Una de las mayores amenazas contra el crecimiento de la literatura mormona es lo que podríamos llamar el alfabetismo no educado de los miembros de la Iglesia, que es un peligro mayor que el grosero analfabetismo, porque las mentes adultas que son capaces de crecer, han quedado atrapadas ―bajo el pretexto de la literatura oficial― en el nivel de la lección de la Escuela Dominical y nunca han pasado por la estimulación del escrito elaborado que toda la tradición mormona debió haber ayudado a madurar para este tiempo.
El mormonismo tiene el poder de realizar su propio Christian Century y su Commentary. Decenas de miembros de la Iglesia están escribiendo con destreza en sus campos de especialización, pero la literatura oficial no los reconoce a causa de una amenaza suprema contra el crecimiento literario mormón: la tendencia a otorgar a ciertos textos una autoridad que no les es propia, por mediocres que sean en estilo o espíritu.
El prefacio oficial es fatal para la producción literaria mormona porque reviste a obras indignas con un falso prestigio mientras que, por otro lado, las obras bien trabajadas que no son tan reconocidas quedan sin ser leídas. La literatura debería establecer su propia autoridad. Las mejores revelaciones de José Smith, lingüísticamente hablando, tienen la autoridad de una muy buena literatura; son literatura convertida en autoridad cuando hablan la verdad de un modo inolvidable.

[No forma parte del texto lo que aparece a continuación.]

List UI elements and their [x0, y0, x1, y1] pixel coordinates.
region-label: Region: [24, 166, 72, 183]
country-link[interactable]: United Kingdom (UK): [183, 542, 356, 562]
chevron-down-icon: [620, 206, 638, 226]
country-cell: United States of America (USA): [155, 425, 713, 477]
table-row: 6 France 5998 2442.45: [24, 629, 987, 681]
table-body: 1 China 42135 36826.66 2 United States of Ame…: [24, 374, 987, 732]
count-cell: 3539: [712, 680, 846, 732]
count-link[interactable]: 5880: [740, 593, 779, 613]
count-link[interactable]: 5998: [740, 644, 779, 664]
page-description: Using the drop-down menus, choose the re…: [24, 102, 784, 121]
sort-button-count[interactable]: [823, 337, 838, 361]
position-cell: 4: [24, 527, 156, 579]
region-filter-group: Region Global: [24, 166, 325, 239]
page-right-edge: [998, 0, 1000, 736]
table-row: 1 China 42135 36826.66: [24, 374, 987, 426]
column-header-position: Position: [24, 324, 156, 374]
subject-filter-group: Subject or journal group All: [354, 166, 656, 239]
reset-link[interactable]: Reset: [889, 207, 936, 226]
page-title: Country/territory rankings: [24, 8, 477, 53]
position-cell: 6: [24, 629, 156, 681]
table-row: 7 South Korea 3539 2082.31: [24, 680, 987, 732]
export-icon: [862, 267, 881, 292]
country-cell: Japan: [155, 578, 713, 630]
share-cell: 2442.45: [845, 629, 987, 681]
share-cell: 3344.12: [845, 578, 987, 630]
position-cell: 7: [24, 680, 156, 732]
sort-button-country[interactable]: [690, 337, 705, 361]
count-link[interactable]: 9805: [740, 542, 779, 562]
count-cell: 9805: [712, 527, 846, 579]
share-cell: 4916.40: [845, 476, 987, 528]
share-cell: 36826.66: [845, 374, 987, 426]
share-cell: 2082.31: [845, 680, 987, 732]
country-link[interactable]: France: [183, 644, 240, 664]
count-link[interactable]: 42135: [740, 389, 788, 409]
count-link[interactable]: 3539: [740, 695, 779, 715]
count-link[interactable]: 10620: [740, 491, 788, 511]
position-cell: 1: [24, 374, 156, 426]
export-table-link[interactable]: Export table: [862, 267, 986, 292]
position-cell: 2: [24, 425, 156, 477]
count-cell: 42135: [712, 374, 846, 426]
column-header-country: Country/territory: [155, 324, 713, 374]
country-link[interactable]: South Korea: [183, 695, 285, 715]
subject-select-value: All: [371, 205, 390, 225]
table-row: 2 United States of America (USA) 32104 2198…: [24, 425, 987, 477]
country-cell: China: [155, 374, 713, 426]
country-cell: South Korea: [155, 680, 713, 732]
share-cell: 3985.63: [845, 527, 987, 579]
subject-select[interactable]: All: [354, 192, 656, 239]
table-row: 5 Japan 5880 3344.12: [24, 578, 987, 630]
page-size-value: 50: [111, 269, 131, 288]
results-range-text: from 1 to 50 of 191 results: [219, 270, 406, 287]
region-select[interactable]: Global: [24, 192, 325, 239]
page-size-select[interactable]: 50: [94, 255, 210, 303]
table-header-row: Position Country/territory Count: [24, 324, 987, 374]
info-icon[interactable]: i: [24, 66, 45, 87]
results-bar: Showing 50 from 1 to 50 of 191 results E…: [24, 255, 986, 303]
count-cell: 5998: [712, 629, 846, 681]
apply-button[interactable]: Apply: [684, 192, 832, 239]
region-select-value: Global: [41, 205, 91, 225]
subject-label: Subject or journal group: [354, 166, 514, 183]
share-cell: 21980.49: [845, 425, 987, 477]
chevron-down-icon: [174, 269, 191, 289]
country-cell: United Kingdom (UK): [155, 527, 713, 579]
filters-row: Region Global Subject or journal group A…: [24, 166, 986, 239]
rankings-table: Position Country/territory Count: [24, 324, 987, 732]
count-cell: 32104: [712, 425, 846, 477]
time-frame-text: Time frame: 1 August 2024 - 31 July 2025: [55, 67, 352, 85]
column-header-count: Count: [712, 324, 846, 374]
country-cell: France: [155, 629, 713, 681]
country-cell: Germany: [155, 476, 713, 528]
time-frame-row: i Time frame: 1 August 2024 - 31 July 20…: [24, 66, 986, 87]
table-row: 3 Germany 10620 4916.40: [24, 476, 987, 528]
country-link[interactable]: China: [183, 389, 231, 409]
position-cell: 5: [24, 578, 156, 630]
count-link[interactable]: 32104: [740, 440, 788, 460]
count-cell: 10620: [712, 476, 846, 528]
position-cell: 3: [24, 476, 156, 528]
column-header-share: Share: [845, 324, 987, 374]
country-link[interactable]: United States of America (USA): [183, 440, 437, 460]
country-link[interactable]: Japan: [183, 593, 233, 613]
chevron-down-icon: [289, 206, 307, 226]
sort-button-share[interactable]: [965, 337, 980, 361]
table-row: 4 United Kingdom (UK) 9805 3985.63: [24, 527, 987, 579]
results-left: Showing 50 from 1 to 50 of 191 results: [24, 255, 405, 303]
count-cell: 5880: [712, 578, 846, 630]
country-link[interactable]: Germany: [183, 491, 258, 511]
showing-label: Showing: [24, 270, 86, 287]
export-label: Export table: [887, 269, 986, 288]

La pieza clave de la autenticidad no es preguntarse “¿Fue inspirado?”, sino “¿Es inspirador?”. En esa célebre colección de sus ensayos, el profesor P. A. Christensen de la Universidad Brigham Young, hace notar cómo “a través de la fácil adquisición de proverbios y epítomes orales, incluso la gente más superficial parece poseer y llevar consigo la sabiduría de las edades”, y cómo “la misma facilidad con la que se instalan en la memoria no precisamente conduce al estudio y la meditación necesarios para aprovechar la sabiduría implícita en ellos”.
Cuando los santos de los últimos días dejen de serlo sólo de dientes para afuera, y se regocijen en lemas como “La gloria de Dios es la inteligencia” y “Creemos en el progreso eterno”, la literatura mormona caminará hacia la promesa de sus notables comienzos, porque los lectores mormones demandarán de los escritores mormones voces auténticas, ya sea en ficción, en historia, en biografía o en folletos misionales. En otras palabras, demandarán la autoridad de un buen escrito y de verdades expresadas de manera memorable.
* Este artículo apareció originalmente con el título “Mormonism and Literature”, en Western Humanities Review 9 (Invierno), 1954-55.

William Mulder (1915-2008) fue profesor de inglés en la Universidad de Utah. Durante sus sabáticos, desarrolló el Centro de Investigación de Estudios Americanos en Hyderabad, India. Es autor de Homeward to Zion (1957), un relato de la migración mormona desde Escandinavia. Con el historiador A. Russell Mortensen editó Among the Mormons: Historic Accounts by Contemporary Observers (1958). Sus artículos célebres incluyen “Nauvoo Observed” ( BYU Studies , 1992), “‘Kindred Spirits’: The American Landscape in Art and Literature, 1820-1850” (Essays in American Studies 1991) y “The Mormons in American History” (Utah Historical Qarterly 1959).